Nov

9

In the dark heart of education there is a glow. Blythe, Ca. high school may have the highest rate of flunkers in the nation, so it makes sense that a novel approach could spark life into the monster that employs me as a substitute.

The bad news is that our school is under acute intervention by California with dreary testing, whip-cracking coaches, a morass of protocol, 20% new faculty, and 'suits' popping into my rooms to check the lessons on the blackboard.

'The students are happy as larks to flunk,' says the history teacher. 'My first period class cheered themselves silly when I told them 75% were getting F's,' claims the science teacher. Yesterday the Spanish teacher resigned because 95% of his class had F's. After having subbed all 900 students in nearly every room since school opened in September '07, I estimate that 50% of them will fail and don't care.

Besides hiring the new teachers, California handpicked an ex-career army sergeant with two tours of Vietnam as the ramrod whom the staff calls 'the invisible principal' for his policy of fierce orders from behind a closed door. I had heard but never saw him until two weeks into the term. On that day in English at last bell the kids filed out shrieking, 'To the river to drink!' There was a BANG and the room slowly filled with smoke. Advancing slowly from the door, the grey cloud headed at me kitty-corner at the teacher's desk. I squinted for the source counting 'one alligator, two alligator' until the cloud was at my nose, and then looked left at the window and right at the phone. Like the sinking ship's captain - surely they will answer the distress call- I picked up the phone and dialed the office emergency number. After eight rings, I hung up still holding my breath and redialed as fire alarms began to wail. A chalky dust settled on my head and clothes as I held my breath_ hoping. The door burst open and a thick figure hung in the frame like a gorilla- the invisible principal!
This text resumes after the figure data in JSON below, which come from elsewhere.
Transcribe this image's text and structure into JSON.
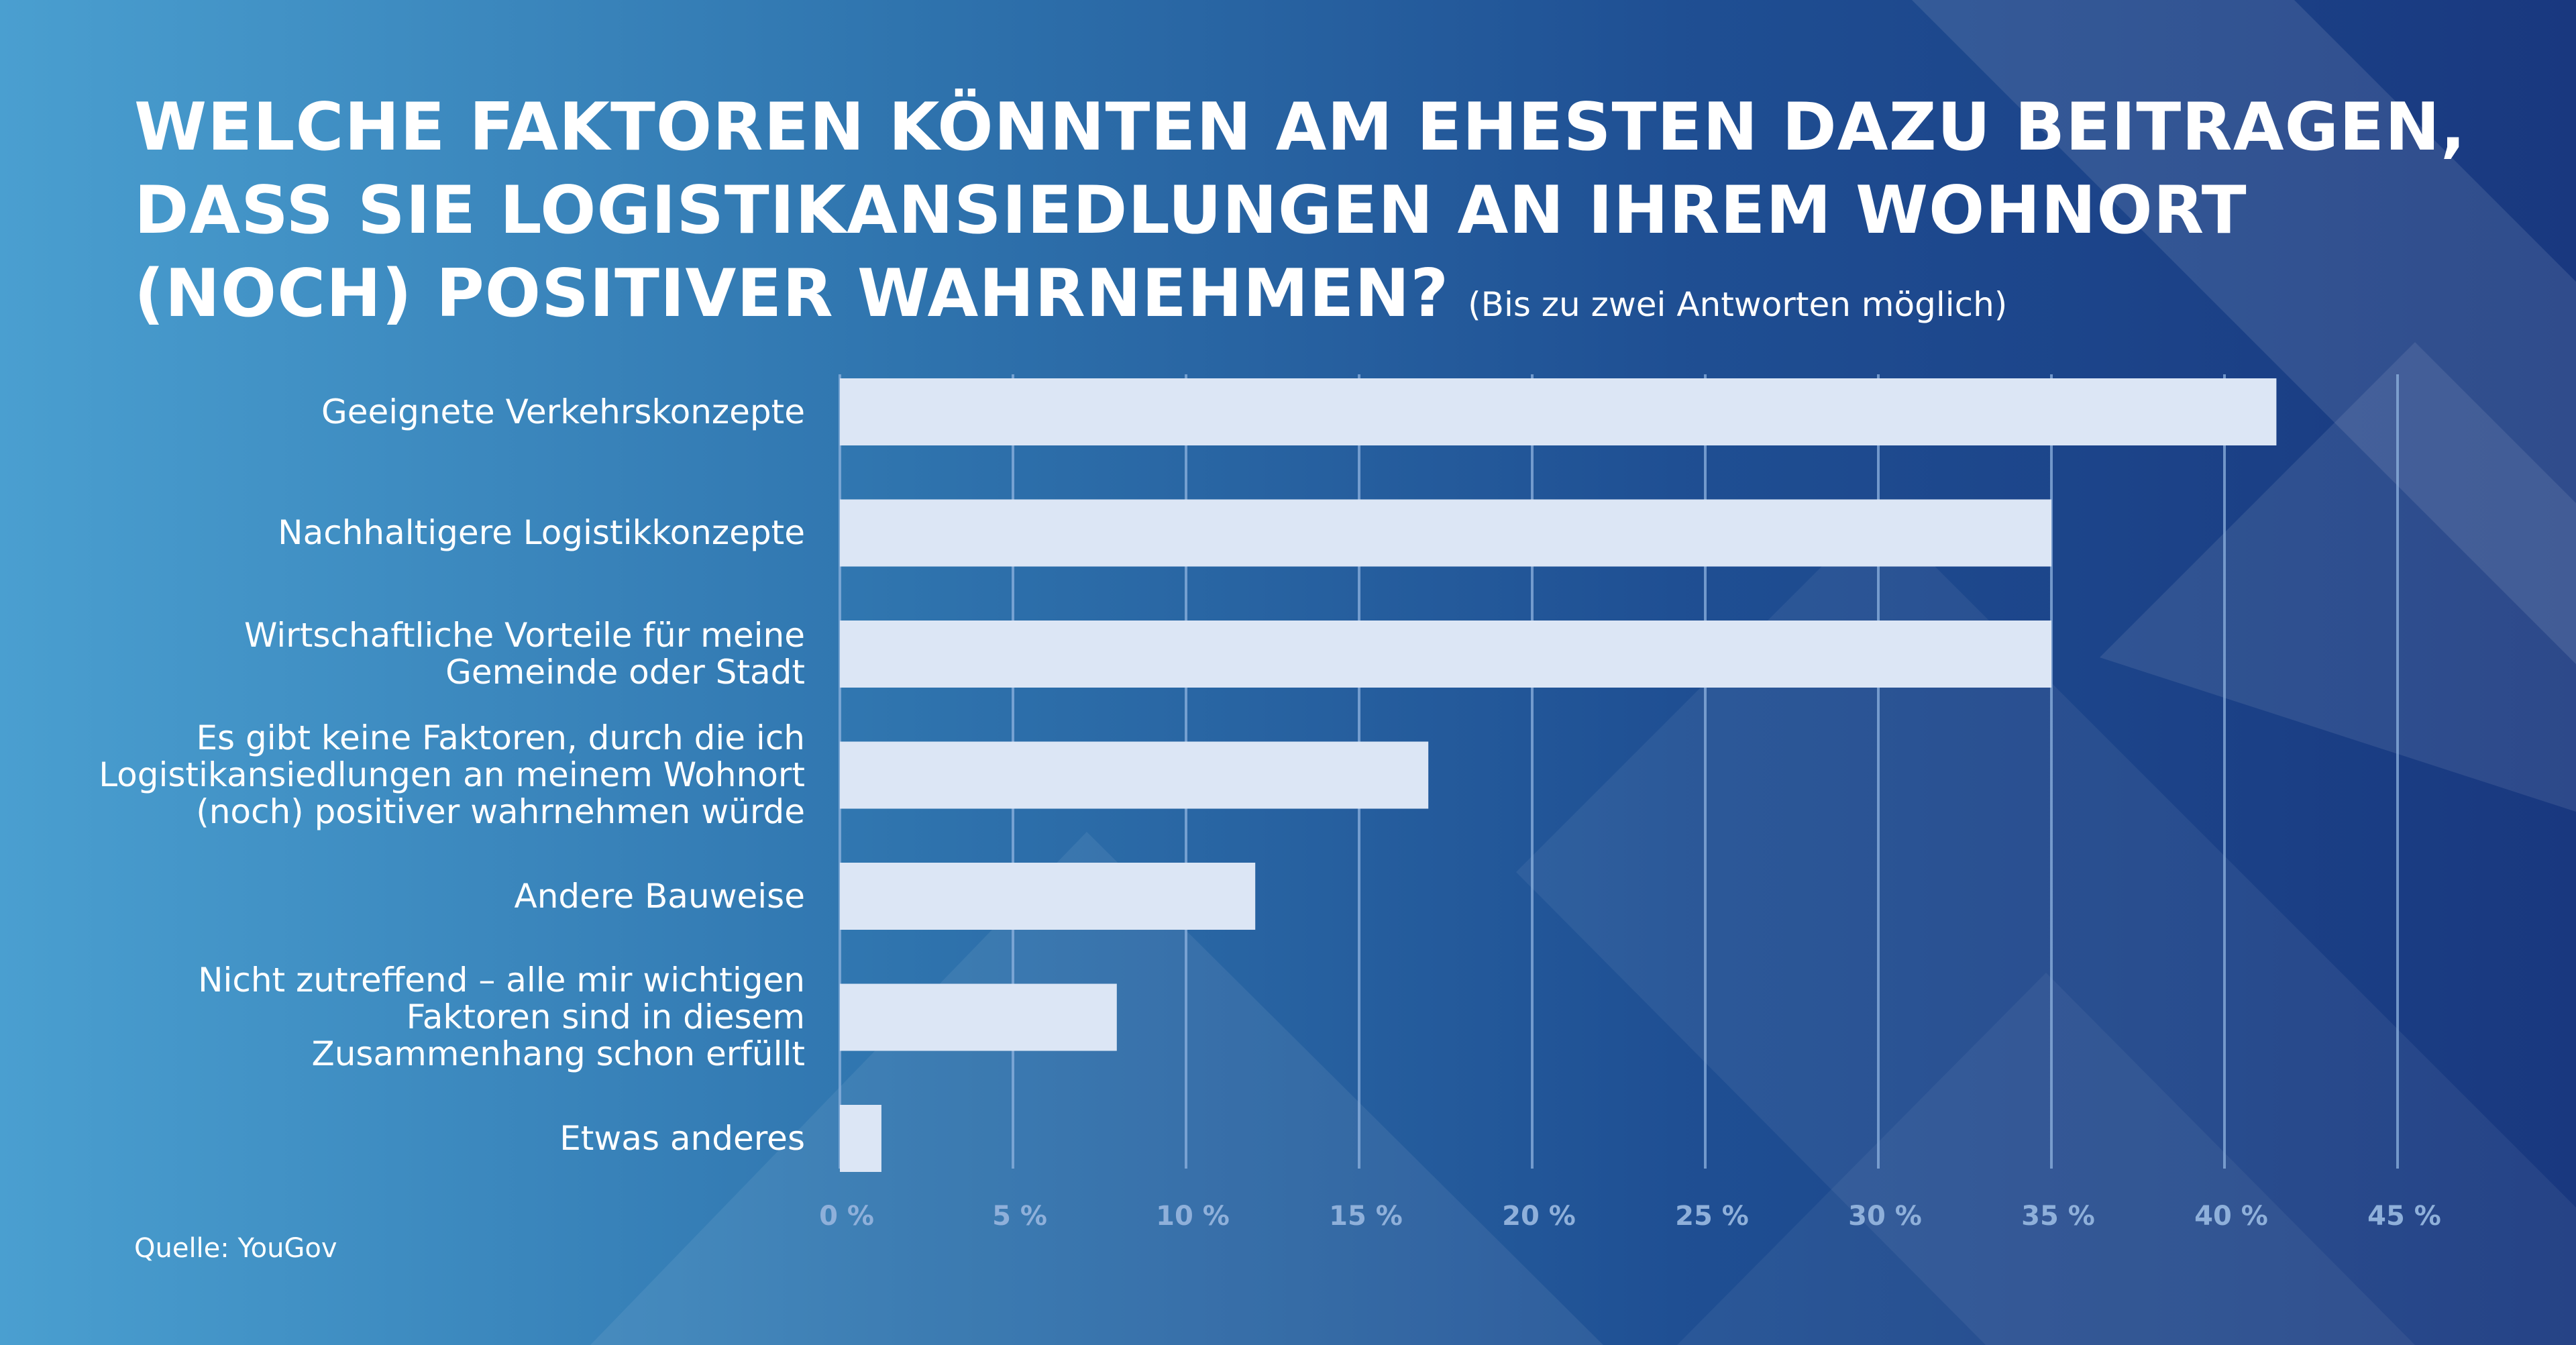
{
  "title_lines": [
    "WELCHE FAKTOREN KÖNNTEN AM EHESTEN DAZU BEITRAGEN,",
    "DASS SIE LOGISTIKANSIEDLUNGEN AN IHREM WOHNORT",
    "(NOCH) POSITIVER WAHRNEHMEN?"
  ],
  "subtitle": "(Bis zu zwei Antworten möglich)",
  "source": "Quelle: YouGov",
  "colors": {
    "bar": "#dce6f5",
    "grid": "#8fb3df",
    "tick_label": "#8fb0da",
    "text": "#ffffff"
  },
  "chart_data": {
    "type": "bar",
    "orientation": "horizontal",
    "categories": [
      [
        "Geeignete Verkehrskonzepte"
      ],
      [
        "Nachhaltigere Logistikkonzepte"
      ],
      [
        "Wirtschaftliche Vorteile für meine",
        "Gemeinde oder Stadt"
      ],
      [
        "Es gibt keine Faktoren, durch die ich",
        "Logistikansiedlungen an meinem Wohnort",
        "(noch) positiver wahrnehmen würde"
      ],
      [
        "Andere Bauweise"
      ],
      [
        "Nicht zutreffend – alle mir wichtigen",
        "Faktoren sind in diesem",
        "Zusammenhang schon erfüllt"
      ],
      [
        "Etwas anderes"
      ]
    ],
    "values": [
      41.5,
      35,
      35,
      17,
      12,
      8,
      1.2
    ],
    "xlim": [
      0,
      45
    ],
    "ticks": [
      0,
      5,
      10,
      15,
      20,
      25,
      30,
      35,
      40,
      45
    ],
    "tick_labels": [
      "0 %",
      "5 %",
      "10 %",
      "15 %",
      "20 %",
      "25 %",
      "30 %",
      "35 %",
      "40 %",
      "45 %"
    ],
    "grid": true
  }
}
He raced in to open the windows, and as the smoke escaped I exhaled holding the receiver, 'No one answered!' He cut me short with, 'I had to clear the campus.' We discovered that a student had discharged the fire extinguisher.

My school adventures have heightened since that day as the student body backslides in performance and behavior. I walk cold into nearly every class jammed with defiant students who refuse to work and instead talk, toss trash, or sleep all day. The administration response is paramilitary to some success, but I doubt that our kids will surpass their worst statewide STAR scores, and so last year's remodeled doors will shut. This is a desert oasis from which, at worst scenario, the student body will be bussed 150 miles to the nearest school in Indio, Ca.

But today a spark that provides a theory to revolutionize the nation's schools that suffer as mine does occurred in the agriculture classroom squeezed between the ROTC building and an alfalfa pasture. At day's end, I wrote the Sub's Report to the absent teacher. 'Your six classes are the best I've ever subbed. 120 students entered over the day, sat quietly, took out their texts, pencils and papers, and without direction or cheating did the assignment. More work got done in these six periods than in the rest of the school all day. I am stunned, perplexed, and congratulations.'

The Ag teacher was absent because he is driving 1300 miles to pick up 30 sheep, 30 goats, 30 cows and don't forget the pigs. In three days he returns with them to their new student governors to meet, raise and sell for slaughter. A few will escape the death bullet to become high priced pets. I also discovered from a student aide minutes after last bell that the accounting per entrepreneur breaks down as follows.

Each student invests $200 in his animal, and may secure a loan from a local caring bank. This includes the price of the two month old animal, plus shots, and insurance should it die before the county fair. Then there is a further investment of $300 for five month's feed, and the daily care of watering, feeding, walking and grooming. The average selling price at the live auction is $1000 per animal for a cool return of $500 per pupil, plus a good class grade if the daily text work is completed. 'The best pig at the L.A. county fair brings $3/lb, but the worst pig at our county fair brings $5/lb.,' the aide explained adding, 'This community gets behind working students.'

They will work for grades and for pay in all classes. The students are capitalists!